Reconozcámoslo. No hay que haber completado abrumadores estudios en fisonomía para contemplar esta portada y comprender que podríamos fiarnos a ojos cerrados de estos seis hirsutos neozelandeses, unirnos (si se pudiera) al abrazo y subirnos al barco de la amistad que sugiere este álbum, puestos a asumir el juego de palabras que propone su título. En realidad, entran ganas de buscar el correo electrónico de los chicos y formularles una pregunta tímida y escueta: ¿se puede?
Sumábamos ya unos cuantos años sin un disco importante de The Phoenix Foundation. El sexteto de Wellington lleva veintitantos años operativo por las antípodas, pero en estas lejanas tierras no nos familiarizamos con ellos hasta el encantador Buffalo (2010) y el definitivamente adorable Fandango, tres temporadas más tarde. Desde entonces no se habían embarcado en una aventura de las dimensiones de esta que ahora nos ocupa, un álbum ambicioso en el mejor de los significados: exigente consigo mismo, esplendoroso para el oyente, diverso, inesperado a ratos, abiertamente excitante. Incluso capaz de suministrar un estallido de felicidad luminosa como Landline, canción juguetona, cantarina, con teclados de chicos traviesos. Pero sustentada por una arquitectura fabulosa. Si golosinas así fueran objeto de consumo masivo, este sería un planeta por el que concedernos un margen al optimismo.

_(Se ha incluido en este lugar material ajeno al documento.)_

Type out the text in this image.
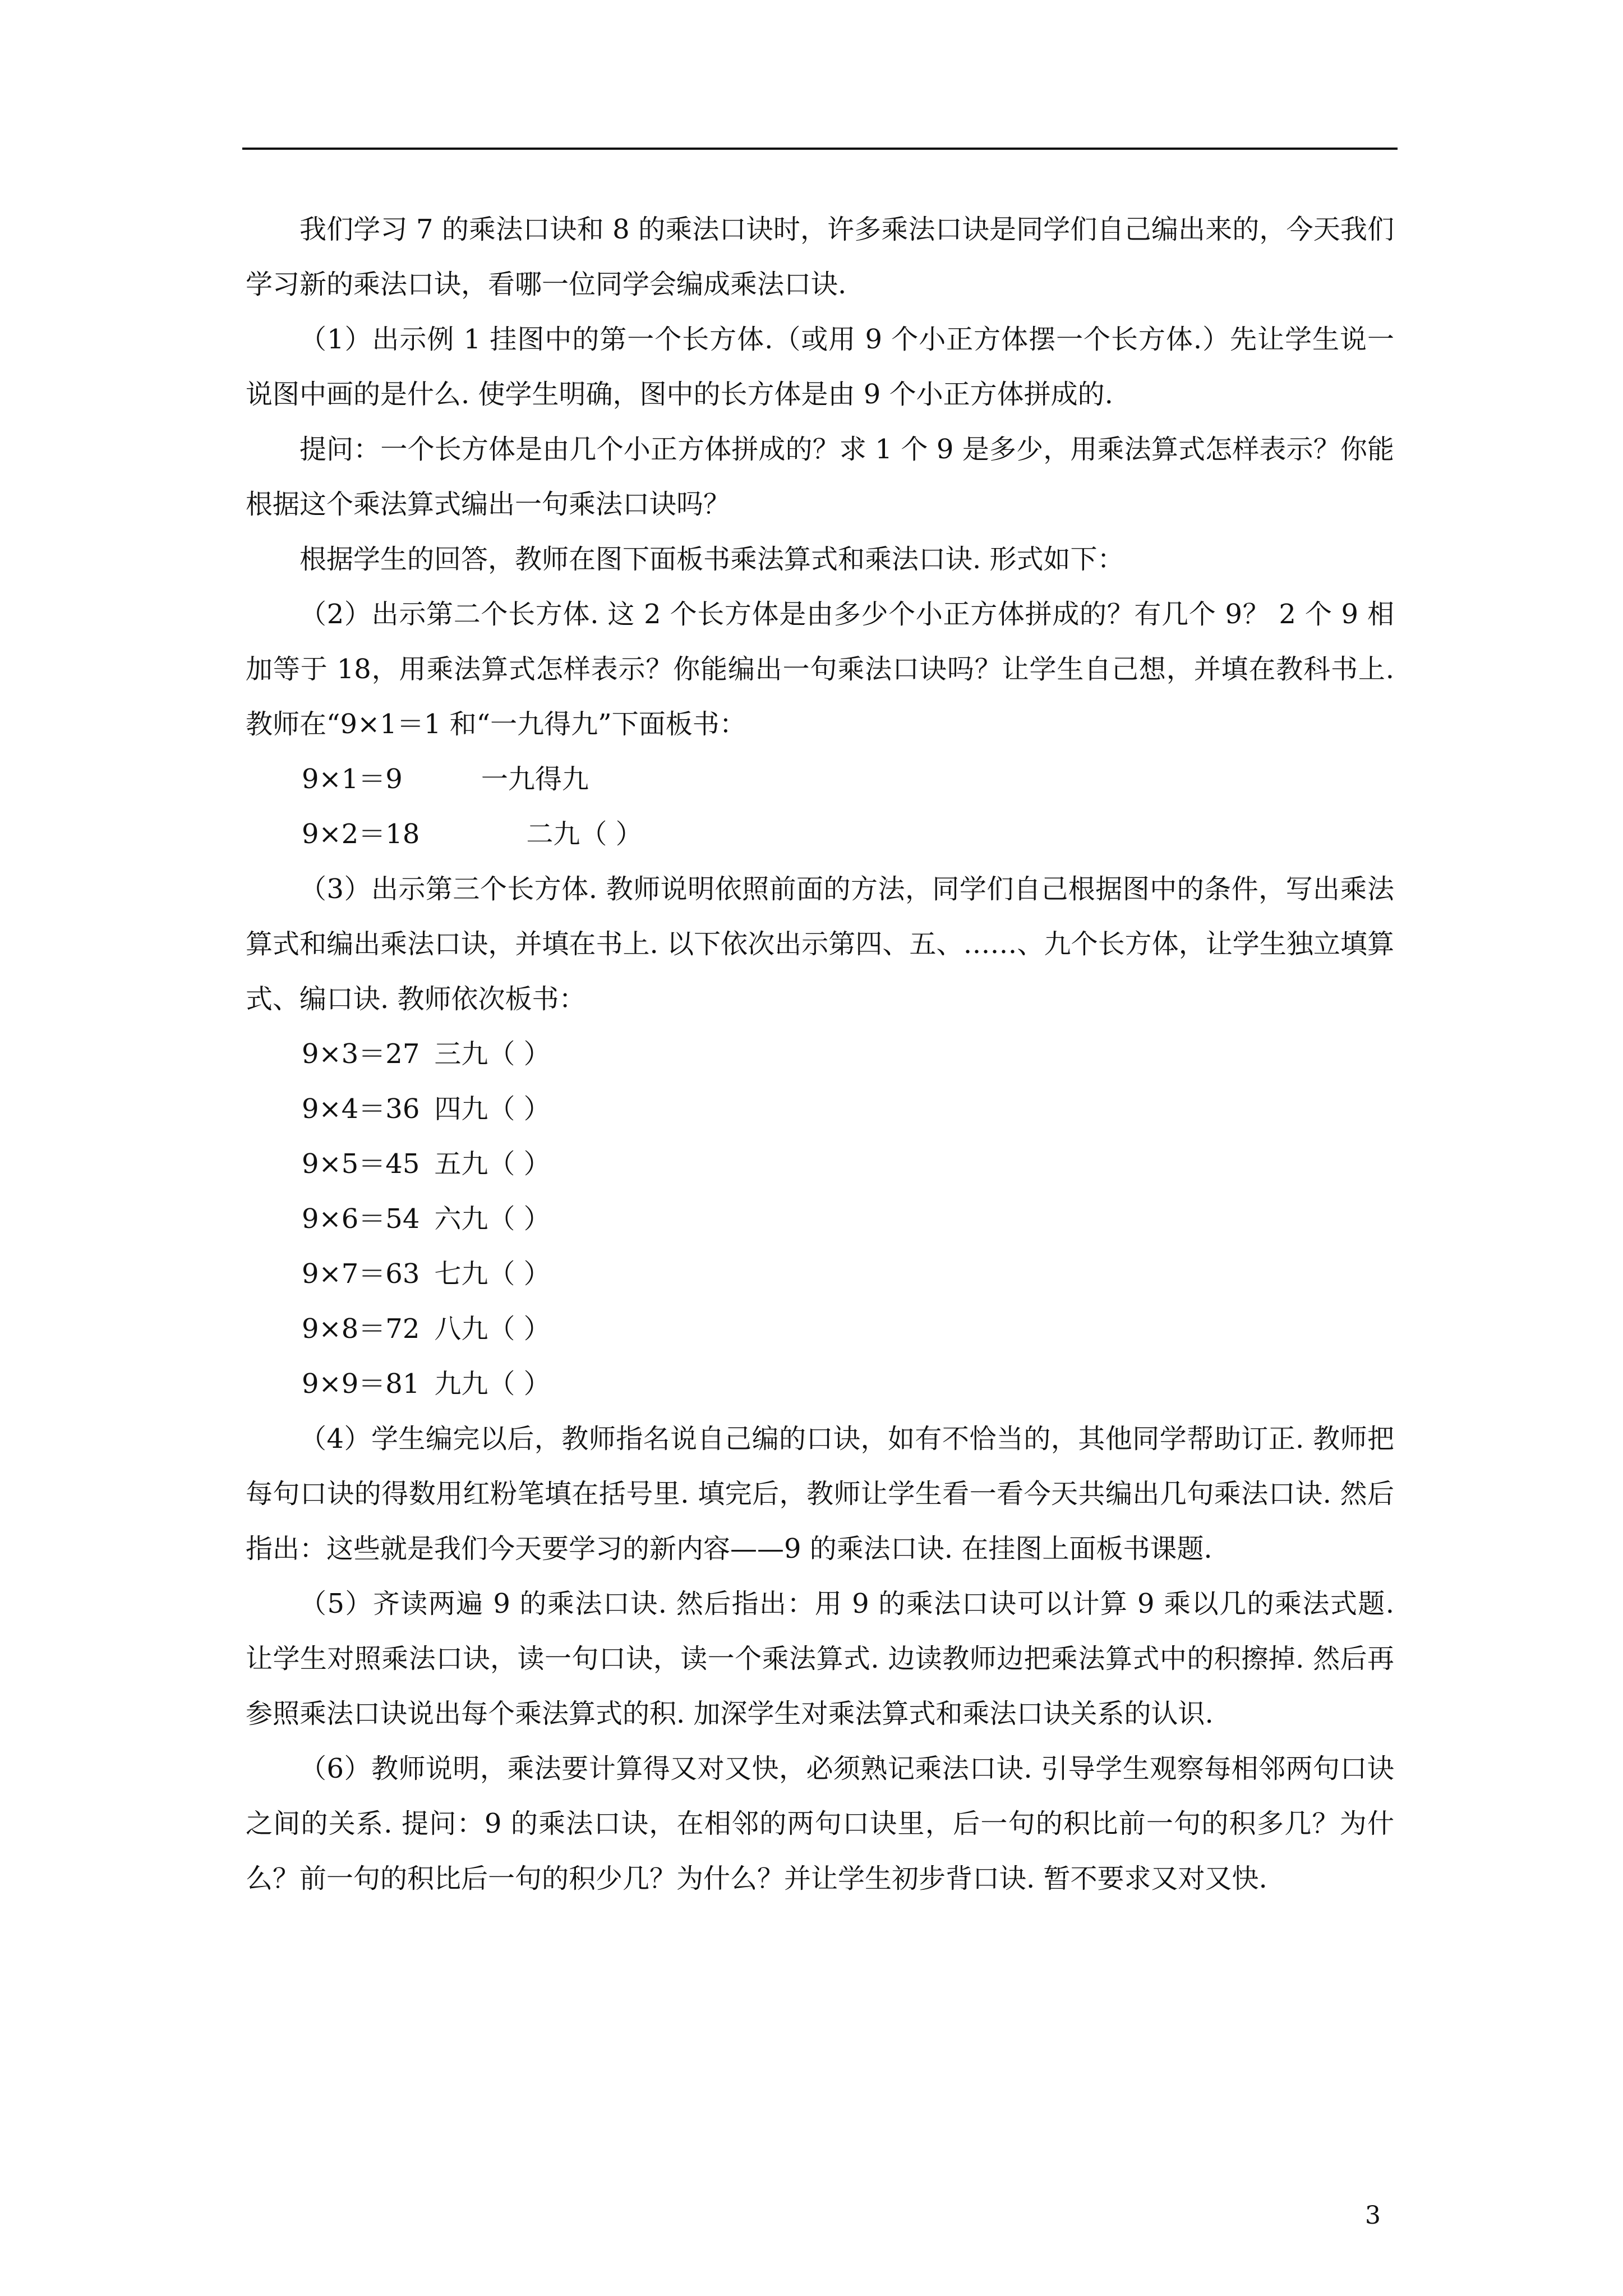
我们学习 7 的乘法口诀和 8 的乘法口诀时，许多乘法口诀是同学们自己编出来的，今天我们学习新的乘法口诀，看哪一位同学会编成乘法口诀.

（1）出示例 1 挂图中的第一个长方体.（或用 9 个小正方体摆一个长方体.）先让学生说一说图中画的是什么. 使学生明确，图中的长方体是由 9 个小正方体拼成的.

提问：一个长方体是由几个小正方体拼成的？求 1 个 9 是多少，用乘法算式怎样表示？你能根据这个乘法算式编出一句乘法口诀吗？

根据学生的回答，教师在图下面板书乘法算式和乘法口诀. 形式如下：

（2）出示第二个长方体. 这 2 个长方体是由多少个小正方体拼成的？有几个 9？ 2 个 9 相加等于 18，用乘法算式怎样表示？你能编出一句乘法口诀吗？让学生自己想，并填在教科书上. 教师在“9×1＝1 和“一九得九”下面板书：

9×1＝9	一九得九

9×2＝18	二九（ ）

（3）出示第三个长方体. 教师说明依照前面的方法，同学们自己根据图中的条件，写出乘法算式和编出乘法口诀，并填在书上. 以下依次出示第四、五、……、九个长方体，让学生独立填算式、编口诀. 教师依次板书：

9×3＝27 三九（ ）

9×4＝36 四九（ ）

9×5＝45 五九（ ）

9×6＝54 六九（ ）

9×7＝63 七九（ ）

9×8＝72 八九（ ）

9×9＝81 九九（ ）

（4）学生编完以后，教师指名说自己编的口诀，如有不恰当的，其他同学帮助订正. 教师把每句口诀的得数用红粉笔填在括号里. 填完后，教师让学生看一看今天共编出几句乘法口诀. 然后指出：这些就是我们今天要学习的新内容——9 的乘法口诀. 在挂图上面板书课题.

（5）齐读两遍 9 的乘法口诀. 然后指出：用 9 的乘法口诀可以计算 9 乘以几的乘法式题. 让学生对照乘法口诀，读一句口诀，读一个乘法算式. 边读教师边把乘法算式中的积擦掉. 然后再参照乘法口诀说出每个乘法算式的积. 加深学生对乘法算式和乘法口诀关系的认识.

（6）教师说明，乘法要计算得又对又快，必须熟记乘法口诀. 引导学生观察每相邻两句口诀之间的关系. 提问：9 的乘法口诀，在相邻的两句口诀里，后一句的积比前一句的积多几？为什么？前一句的积比后一句的积少几？为什么？并让学生初步背口诀. 暂不要求又对又快.

3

Mucho de lo que sucede en Friend ship comparte esas características. Es complejo, elaborado y minucioso, pero entra desde la primera escucha. En términos auditivos, es un flechazo en toda regla. Desde el guitarreo inicial de Guru, que juega a los destellos psicodélicos y termina abocando al tarareo, a la plácida filigrana acústica de Former glory: contemplativa, evocadora y con el aderezo de la joven violinista Motte. Y entre medias, hasta dos rutilantes apariciones de la New Zealand Symphony Orchestra, Miserable meal y Transit of Venus, esta última hasta con aderezo final de silbiditos.
Y así, Friend ship termina convirtiéndose en una fiesta en la que nuestros anfitriones han contemplado un menú bien diverso, pero siempre exquisito, de platos para compartir. Su paisana Nadia Reid aporta unas gotas de cándida intriga millenial en Hounds of hell, los también kiwis Tiny Ruins se encargan de agigantar el misterio ambient que envuelve Tranquility y nuestro sexteto titular, ya en gracia, nos mece en la tierna y adorable Trem sketch final. Ganas entran de volar: muy, muy lejos.